DB2 pureScale is designed to be pretty robust against outages:
- In the case of planned maintenance, a pureScale member can be “quiesced.” I.e., it stops being given new work; it finishes up its existing work; then maintenance happens; then the member starts being given work again.
- In the case of an unplanned outage, the redo log naturally comes into play. The pureScale twist on this is that a second small instance of DB2 is around — or is started up? — just to handled the redos.

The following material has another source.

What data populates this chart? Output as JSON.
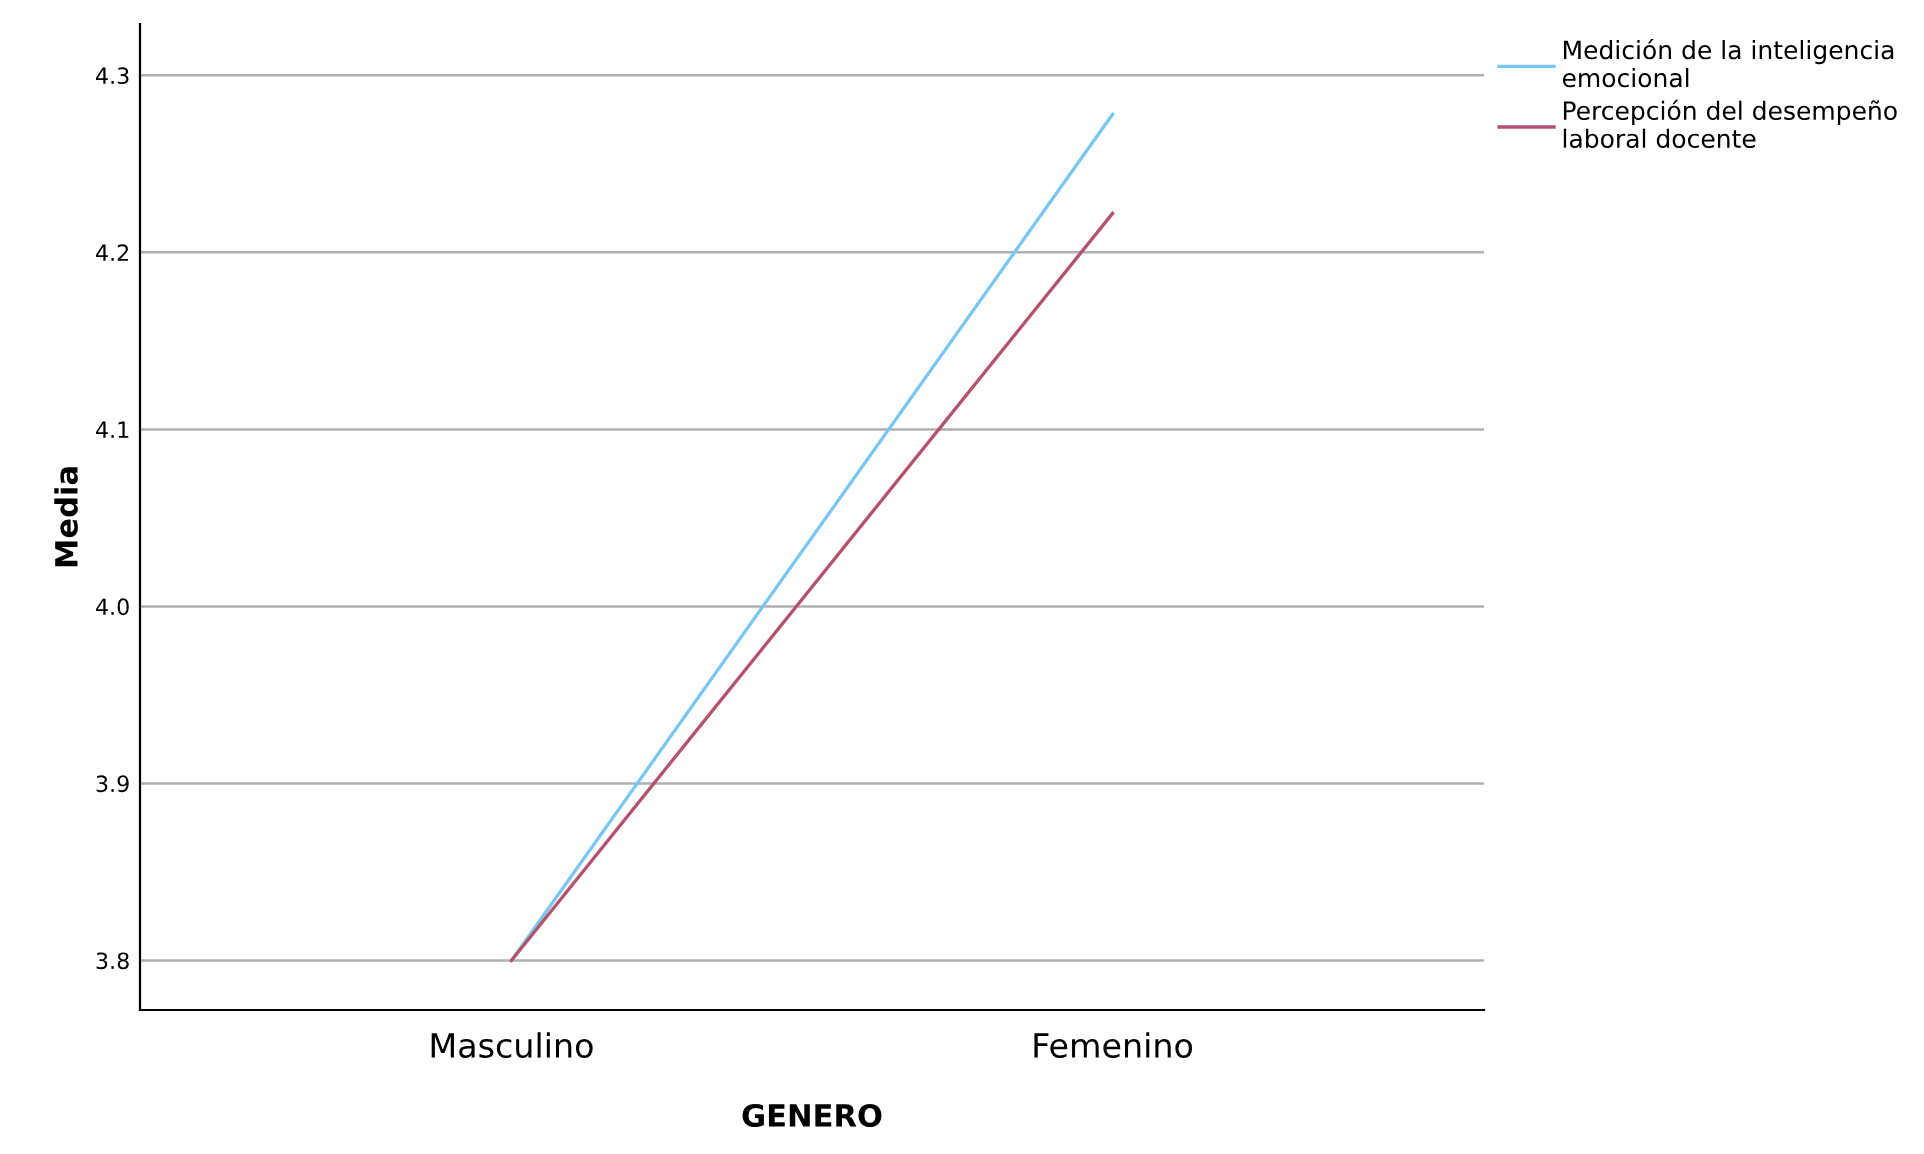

Also, IBM believes that the DB2 pureScale locking strategy gives availability and performance advantages vs. the Oracle RAC (Real Application Cluster) approach. The distinction IBM draws is that any member can take over the lock on a buffer page from any other member, just by attempting to change the page — and the attempt will succeed; only row-level locks can ever block work. Thus, if a node fails, I/O can merrily proceed on other nodes, without waiting for any recovery effort. IBM’s target is <20 seconds for full row availability to be restored.
Obviously, it’s crucial that the Global Cluster Facility machines be fully mirrored, with no double failure — but so what? Modern computing systems have double-points-of-failure all over the place.